The presiding judge was of opinion that the law was in favor of the defendant on this finding, and ordered the proceedings to be dismissed, whereupon the Attorney-General for the State appealed. There are two objections made by the defendant to his being charged with the maintenance of the child sworn against him. The first is that the mother is a married woman and that the power of the justices and the county court is confined by the (624) express terms of Laws 1741, ch. 30, sec. 10, to the case of a single woman being pregnant or delivered. The other is that the access of the husband shall be presumed, unless he was beyond sea so long a period before and during gestation as to render it impossible that he should have been the father.

It will appear from an accurate examination of the law that the first objection is untenable; for although it uses the expression, "single woman," in the part of the section making provision where the woman refuses to declare the father, yet in the subsequent part of the same section it proceeds: "But in case such woman shall, upon oath, before the said justices, accuse any man of being the father of a bastard child," etc., expressions which comprehend every woman, married and single, who shall have a child born under such circumstances that the law would adjudge it to be a bastard. If a married woman have a child born by an adulterous intercourse, in violation of the rights of matrimony, the nuptial state of the woman does not prevent the law from pronouncing the child a bastard. The mother having a child under such circumstances is, in the sense of the act, a single woman; for, the bastardy of the child being established, it follows as a necessary consequence that it was born out of lawful matrimony, and our act employs the same terms with the Statute 6 Geo. II., which was passed a few years before it, under which statute convictions have been repeatedly had upon proof of the nonaccess of the husband. Rex v.Bedall, 2 Strange, 1076; Rex v. Reading, Andr., 10. In those cases the objection was not even taken, and in Rex v. Luffe, 8 East, 196, where it was taken, it was overruled without hesitation.

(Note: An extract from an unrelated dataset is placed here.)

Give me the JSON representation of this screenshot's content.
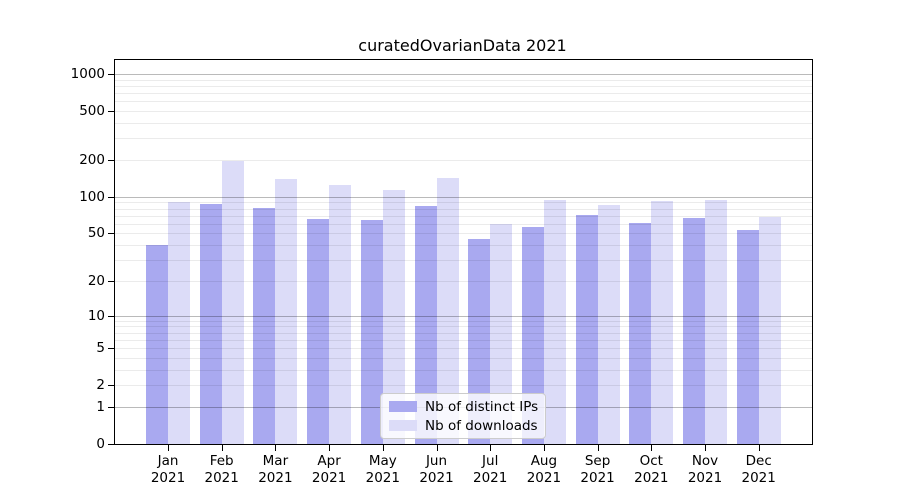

The other objection is founded upon the old rule of the common law, that if the husband was within the four seas, that is, within the jurisdiction of England, no proof of nonaccess to his wife was admissible, but the child was deemed to be his. But this notion, entirely destitute of any rational foundation, has been long since (625) exploded, and it is now held that if, by reason of imbecility or on any personal account, or from absence from the place where the wife was, the husband could not be the father of the child, it shall be adjudged a bastard. This position is so plainly shown by the authorities *Page 342 cited in the argument that it is needless to dwell upon it. It is also equally well established that the wife is not a competent witness to prove the nonaccess of her husband, upon principles of public policy, which will not allow her to give evidence against the husband in cases affecting his interest or character, except in cases of necessity. As to her criminal intercourse with another, she may be examined, because a fact so secret in its nature can scarcely ever be proved by other evidence. To this fact alone the woman certified, so far as the record speaks; the jury have found the nonaccess, but there is no ground to presume that the verdict was in this respect founded on the evidence of the woman. Every fact is proved to warrant the application of the law that the defendant be adjudged the reputed father and charged with the maintenance of the child as the county court shall order; to which end a procedendo must issue to that court.

PER CURIAM. Reversed.

Cited: S. v. Allison, 61 N.C. 346; Boykin v. Boykin, 70 N.C. 265; S.v. McDowell, 101 N.C. 736; S. v. Peeples, 108 N.C. 769; S. v. Liles,134 N.C. 742; Ewell v. Ewell, 163 N.C. 236.